Fourth: As medical abortion becomes the norm, it would seem to leave that howling pitchfork-and-torch-bearing mob at the clinic door all dressed up for battle — with absolutely nowhere to go. Unfortunately (as we’ll see) that doesn’t necessarily mean that the battle will be over any time soon. But it does make staying with the current tactics a lot more complicated.

Agreed — see the end of my response to the second point. But I also feel compelled to note that I don’t necessarily want medical abortion to become the norm. I don’t think it’s always the best choice for every woman. While I absolutely respect the right of each individual to choose what’s best for herself, based on my research into mifepristone, if I had to make the decision right now, I’d probably opt for surgical. It’s cheaper, I’m under the care of a professional an entire time, and it’s (generally, anecdotally, of course) not as painful. I’d rather have the process over in half an hour rather than up to three days.

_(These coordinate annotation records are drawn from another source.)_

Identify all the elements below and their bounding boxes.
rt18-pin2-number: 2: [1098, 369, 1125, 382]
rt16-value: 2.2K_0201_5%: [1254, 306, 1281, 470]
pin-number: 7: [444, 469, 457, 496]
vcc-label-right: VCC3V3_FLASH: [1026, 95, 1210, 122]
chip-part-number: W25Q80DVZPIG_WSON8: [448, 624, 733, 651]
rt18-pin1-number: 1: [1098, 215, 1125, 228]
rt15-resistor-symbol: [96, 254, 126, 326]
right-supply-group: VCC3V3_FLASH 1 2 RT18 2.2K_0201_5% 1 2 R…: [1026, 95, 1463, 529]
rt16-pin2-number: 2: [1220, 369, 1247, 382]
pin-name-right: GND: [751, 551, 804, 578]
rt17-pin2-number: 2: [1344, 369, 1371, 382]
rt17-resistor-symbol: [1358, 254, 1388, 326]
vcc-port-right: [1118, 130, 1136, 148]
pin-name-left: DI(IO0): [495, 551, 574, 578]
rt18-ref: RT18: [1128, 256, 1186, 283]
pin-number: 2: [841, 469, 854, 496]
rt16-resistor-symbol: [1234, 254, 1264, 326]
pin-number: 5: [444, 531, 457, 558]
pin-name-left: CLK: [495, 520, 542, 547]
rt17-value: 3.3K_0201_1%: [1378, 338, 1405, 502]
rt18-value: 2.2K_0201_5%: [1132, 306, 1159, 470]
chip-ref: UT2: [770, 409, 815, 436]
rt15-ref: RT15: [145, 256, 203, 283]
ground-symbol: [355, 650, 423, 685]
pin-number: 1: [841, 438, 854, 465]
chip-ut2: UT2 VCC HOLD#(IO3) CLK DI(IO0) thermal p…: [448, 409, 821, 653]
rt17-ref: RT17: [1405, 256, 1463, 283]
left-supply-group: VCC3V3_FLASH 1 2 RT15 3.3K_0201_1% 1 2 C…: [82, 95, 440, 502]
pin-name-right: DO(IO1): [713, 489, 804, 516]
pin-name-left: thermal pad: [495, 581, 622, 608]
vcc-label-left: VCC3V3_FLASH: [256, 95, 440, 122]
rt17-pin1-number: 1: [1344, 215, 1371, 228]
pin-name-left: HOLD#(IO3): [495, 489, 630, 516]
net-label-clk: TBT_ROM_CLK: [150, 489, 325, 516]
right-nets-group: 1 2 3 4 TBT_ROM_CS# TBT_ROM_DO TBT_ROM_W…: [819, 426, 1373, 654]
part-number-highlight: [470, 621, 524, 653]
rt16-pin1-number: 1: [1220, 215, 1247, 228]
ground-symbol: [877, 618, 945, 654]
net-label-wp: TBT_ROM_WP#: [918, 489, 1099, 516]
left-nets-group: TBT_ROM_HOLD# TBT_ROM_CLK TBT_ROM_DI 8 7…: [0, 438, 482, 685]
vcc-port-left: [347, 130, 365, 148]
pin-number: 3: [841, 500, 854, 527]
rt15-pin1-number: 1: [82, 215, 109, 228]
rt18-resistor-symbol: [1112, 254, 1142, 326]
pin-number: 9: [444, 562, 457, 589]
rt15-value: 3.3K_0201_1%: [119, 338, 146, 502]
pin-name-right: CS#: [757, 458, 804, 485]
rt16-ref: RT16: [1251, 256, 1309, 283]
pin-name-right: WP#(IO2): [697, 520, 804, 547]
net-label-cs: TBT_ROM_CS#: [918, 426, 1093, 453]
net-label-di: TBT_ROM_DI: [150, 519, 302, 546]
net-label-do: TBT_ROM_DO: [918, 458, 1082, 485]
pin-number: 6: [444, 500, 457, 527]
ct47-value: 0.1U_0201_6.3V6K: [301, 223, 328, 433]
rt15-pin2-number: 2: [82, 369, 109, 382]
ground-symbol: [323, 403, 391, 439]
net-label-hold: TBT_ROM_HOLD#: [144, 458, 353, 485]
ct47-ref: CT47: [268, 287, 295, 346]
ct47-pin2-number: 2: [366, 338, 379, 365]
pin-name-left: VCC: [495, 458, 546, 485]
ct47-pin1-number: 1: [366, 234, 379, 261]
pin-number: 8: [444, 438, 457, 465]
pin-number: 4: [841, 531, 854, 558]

I do think medical abortion has the potential to dramatically alter the political and medical landscape, but I just haven’t seen it yet. And while I know this isn’t what Sara is advocating in her very eloquent post, I want to note that this doesn’t absolve us from the responsibility to work to normalize and destigmatize the experience of going to an abortion-providing clinic. Several hard-working and dedicated abortion providers told me they were initially very hurt by the rhetoric surrounding medical abortion — as if bypassing the clinic (and, by extension, their care) was the best possible thing for women. It’s not. Some women, myself included, would choose to have a surgical abortion, performed by a doctor, in the clinic setting. And that’s an option we have to continue to protect (and value!) as well.